In 1962 Reinefarth was elected to the Landtag of Schleswig-Holstein. After his term ended in 1967, he worked as a lawyer. Despite numerous demands by the Polish People's Republic, he was not extradited as the German courts had ruled that there was no evidence of him committing any crimes. He was considered not guilty in the eyes of the law and the federal government, and received a general's pension upon retirement. Reinefarth died on 7 May 1979 in his mansion on Sylt. In his obituary, written by the city's administration, it stated, "His successful work for the city of Westerland will remain unforgettable."

==Legacy==
In 2014, the local authorities of Westerland raised a memorial table remembering Polish victims of Reinefarth. A local SPD member, Ernst Wilhelm Sojan, who was present at the ceremony had campaigned since the 1960s to raise awareness of acts committed by Reinefarth but said that he was always met with a "wall of silence". The regional Schleswig-Holstein government issued a special statement expressing regret that Heinz Reinefarth had been allowed to work as politician in the region.
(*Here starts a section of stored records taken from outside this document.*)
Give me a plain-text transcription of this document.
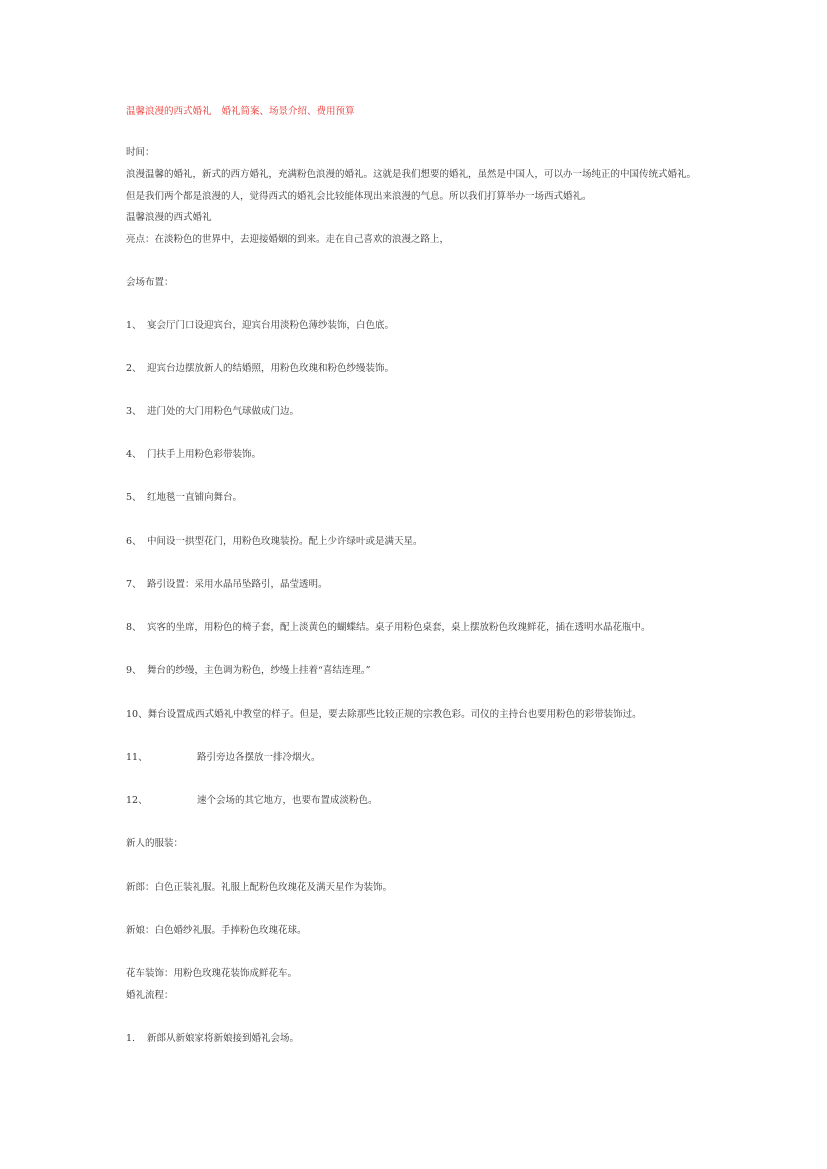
温馨浪漫的西式婚礼 婚礼简案、场景介绍、费用预算
时间：
浪漫温馨的婚礼，新式的西方婚礼，充满粉色浪漫的婚礼。这就是我们想要的婚礼，虽然是中国人，可以办一场纯正的中国传统式婚礼。
但是我们两个都是浪漫的人，觉得西式的婚礼会比较能体现出来浪漫的气息。所以我们打算举办一场西式婚礼。
温馨浪漫的西式婚礼
亮点：在淡粉色的世界中，去迎接婚姻的到来。走在自己喜欢的浪漫之路上，
会场布置：
1、 宴会厅门口设迎宾台，迎宾台用淡粉色薄纱装饰，白色底。
2、 迎宾台边摆放新人的结婚照，用粉色玫瑰和粉色纱缦装饰。
3、 进门处的大门用粉色气球做成门边。
4、 门扶手上用粉色彩带装饰。
5、 红地毯一直铺向舞台。
6、 中间设一拱型花门，用粉色玫瑰装扮。配上少许绿叶或是满天星。
7、 路引设置：采用水晶吊坠路引，晶莹透明。
8、 宾客的坐席，用粉色的椅子套，配上淡黄色的蝴蝶结。桌子用粉色桌套，桌上摆放粉色玫瑰鲜花，插在透明水晶花瓶中。
9、 舞台的纱缦，主色调为粉色，纱缦上挂着“喜结连理。”
10、舞台设置成西式婚礼中教堂的样子。但是，要去除那些比较正规的宗教色彩。司仪的主持台也要用粉色的彩带装饰过。
11、	路引旁边各摆放一排冷烟火。
12、	速个会场的其它地方，也要布置成淡粉色。
新人的服装：
新郎：白色正装礼服。礼服上配粉色玫瑰花及满天星作为装饰。
新娘：白色婚纱礼服。手捧粉色玫瑰花球。
花车装饰：用粉色玫瑰花装饰成鲜花车。
婚礼流程：
1. 新郎从新娘家将新娘接到婚礼会场。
Polish President Bronislaw Komorowski praised the authorities of Sylt for attempting to deal with its past.

==Awards==
- Iron Cross (1939) 2nd Class (25 September 1939) & 1st Class (28 May 1940)
- Knight's Cross of the Iron Cross with Oak Leaves
  - Knight's Cross on 25 June 1940
  - 608th Oak Leaves on 30 September 1944 as SS-Gruppenführer and Generalleutnant of the Police, and commander of a Kampfgruppe in the Korpsgruppe von dem Bach

==Films==
"Holiday on Sylt" 1957 by the Eastern German film director Andrew Thorndike.